Há uns dois meses eu anunciei por aqui o lançamento desse livro e realmente me mostrei empolgada, pois a premissa é muito bacana e como são poucas páginas, imaginei que a narrativa seria rápida e cheia de reviravoltas, porém não foi bem isso que aconteceu.
O livro começa bem, ao longo da história são introduzidos capítulos falando sobre a vida de cada um dos convidados, o que se apresenta interessante num primeiro momento, pois todas as tramas são divertidas, porém alguns deles não são importantes para a história e parece perda de tempo saber sobre todos eles, quando o foco poderia ser em apenas alguns. A narrativa parece novelística e se você é adepto do estilo, provavelmente vai curtir. No meu caso, achei o livro bem arrastado. Como mencionei no início, achei que as histórias dos convidados davam uma dinâmica a história principal, porém com a repetição constante, acho que acabou surtindo o efeito contrário a partir da metade do livro.
Achei que o tal jantar iria ocorrer logo nas primeira páginas, já que a sinopse já entrega isso, e que a trama se desenrolaria realmente no que os convidados fariam ao descobrir o tesouro. O que acontece porém, é que na página 140 de um livro de 180, o fatídico jantar sequer começou. É nessa hora que uma das bem colocadas “nota do editor” entra no meio da narrativa e pede para o autor voltar pra história real e posso dizer que traduziu completamente meu sentimento: vamos parar de enrolar e ir direto ao que interessa?
O fim do livro contém uma surpresinha bem narcisista e talvez tenha salvado um pouco da história pra mim, pois não é algo usual de acontecer, o que pode ser um diferencial para o livro, já que para muitas pessoas um final surpreendente define um bom livro.
Festim das 12 Cadeiras é uma paródia ao conto russo 12 Cadeiras, de Ilf and Petrov e ao filme de Alfred Hitchcock, Festim Diabólico.
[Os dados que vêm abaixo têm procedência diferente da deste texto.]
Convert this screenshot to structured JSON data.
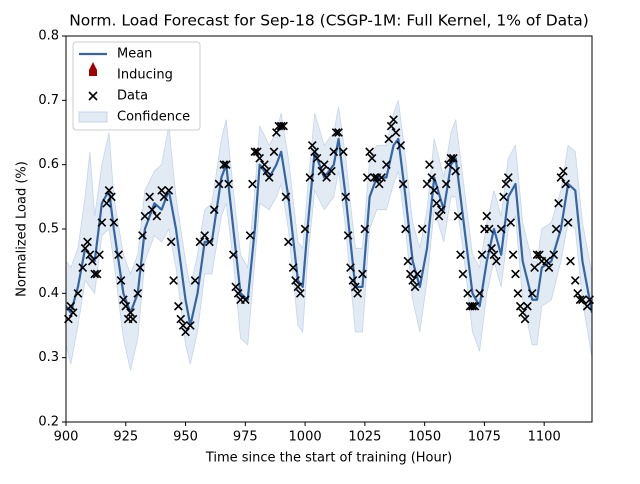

E sim, eu sei que em Festim Diabólico a trama é em volta do tal baú e que corre um certo tempo até a descoberta, porém, mesmo sendo uma paródia, esperada um twist no meio da história, que distanciasse um pouco a trama de delBagno, da trabalhada por Hitchcock.
Mas antes de tudo isso, a primeira coisa que me incomodou foi a forma como os gays são estigmatizados. Num momento onde a comunidade LGBT está cada vez mais em foco em função de suas lutas por igualdade, é necessário ter muito cuidado na forma como eles são representados. Afirmações como “ele sabe que tom de azul é esse porque ele é gay” pra mim são completamente desnecessárias e sim, estigmatiza, e não de forma positiva. E não querendo ser injusta, apresentei o trecho a amigos homossexuais e vi no rosto deles o quanto foi uma escolha ruim de palavras nessas comparações. Em dias da sutileza de David Levithan ao abordar esses temas, é perigoso escrever e ver o tiro saindo pela culatra. Resta saber se esses “drops” na história fazem parte de toda a proposta com a qual a obra foi divulgada, de que seria uma crítica a sociedade e ao preconceito. Fora isso temos questões sociais e religiosas debatidas ao longo da narrativa, além de histórias bem bizarras de alguns dos personagens.
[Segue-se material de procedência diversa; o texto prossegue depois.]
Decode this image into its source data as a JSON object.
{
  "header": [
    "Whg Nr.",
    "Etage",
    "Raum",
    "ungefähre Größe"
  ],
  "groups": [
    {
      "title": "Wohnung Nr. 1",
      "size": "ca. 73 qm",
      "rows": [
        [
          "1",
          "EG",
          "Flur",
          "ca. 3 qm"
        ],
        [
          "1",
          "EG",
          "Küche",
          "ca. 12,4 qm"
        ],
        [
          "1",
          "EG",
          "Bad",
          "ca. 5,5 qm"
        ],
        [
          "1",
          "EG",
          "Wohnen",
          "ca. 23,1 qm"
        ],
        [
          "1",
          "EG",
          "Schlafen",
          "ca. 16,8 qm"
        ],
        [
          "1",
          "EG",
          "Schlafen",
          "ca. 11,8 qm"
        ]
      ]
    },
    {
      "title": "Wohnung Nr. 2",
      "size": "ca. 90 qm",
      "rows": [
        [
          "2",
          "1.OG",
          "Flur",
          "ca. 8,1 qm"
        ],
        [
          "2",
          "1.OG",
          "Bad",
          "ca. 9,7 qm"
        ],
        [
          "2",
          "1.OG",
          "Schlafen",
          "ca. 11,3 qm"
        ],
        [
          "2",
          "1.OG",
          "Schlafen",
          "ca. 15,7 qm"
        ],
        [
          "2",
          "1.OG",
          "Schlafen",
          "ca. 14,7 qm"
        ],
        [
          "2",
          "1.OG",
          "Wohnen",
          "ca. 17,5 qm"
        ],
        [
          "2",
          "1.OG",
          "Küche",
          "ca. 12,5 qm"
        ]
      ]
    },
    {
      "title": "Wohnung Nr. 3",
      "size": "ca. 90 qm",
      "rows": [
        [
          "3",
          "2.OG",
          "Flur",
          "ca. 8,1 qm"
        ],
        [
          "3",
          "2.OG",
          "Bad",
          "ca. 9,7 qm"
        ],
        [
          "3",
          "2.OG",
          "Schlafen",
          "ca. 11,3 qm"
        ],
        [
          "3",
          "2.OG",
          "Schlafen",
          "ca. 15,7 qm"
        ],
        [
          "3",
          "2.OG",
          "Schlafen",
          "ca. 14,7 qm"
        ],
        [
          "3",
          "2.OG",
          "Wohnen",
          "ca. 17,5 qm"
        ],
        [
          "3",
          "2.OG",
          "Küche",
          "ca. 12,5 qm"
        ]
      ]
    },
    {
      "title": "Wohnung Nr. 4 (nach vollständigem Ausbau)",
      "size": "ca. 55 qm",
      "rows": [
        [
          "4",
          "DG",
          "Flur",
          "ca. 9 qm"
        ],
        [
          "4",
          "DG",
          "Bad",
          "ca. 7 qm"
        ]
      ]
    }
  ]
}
Como mencionei lá em cima, me senti lendo uma típica novela brasileira, e como uma pessoa não muito adepta de novelas, acho que o livro acabou abaixo das expectativas pra mim. Mas como sempre digo por aqui, talvez esse seja um título pra entrar no seu top 10, se houver inclinação para o estilo e história, portanto é sempre válido dar uma chance ao livro e tirar suas próprias conclusões.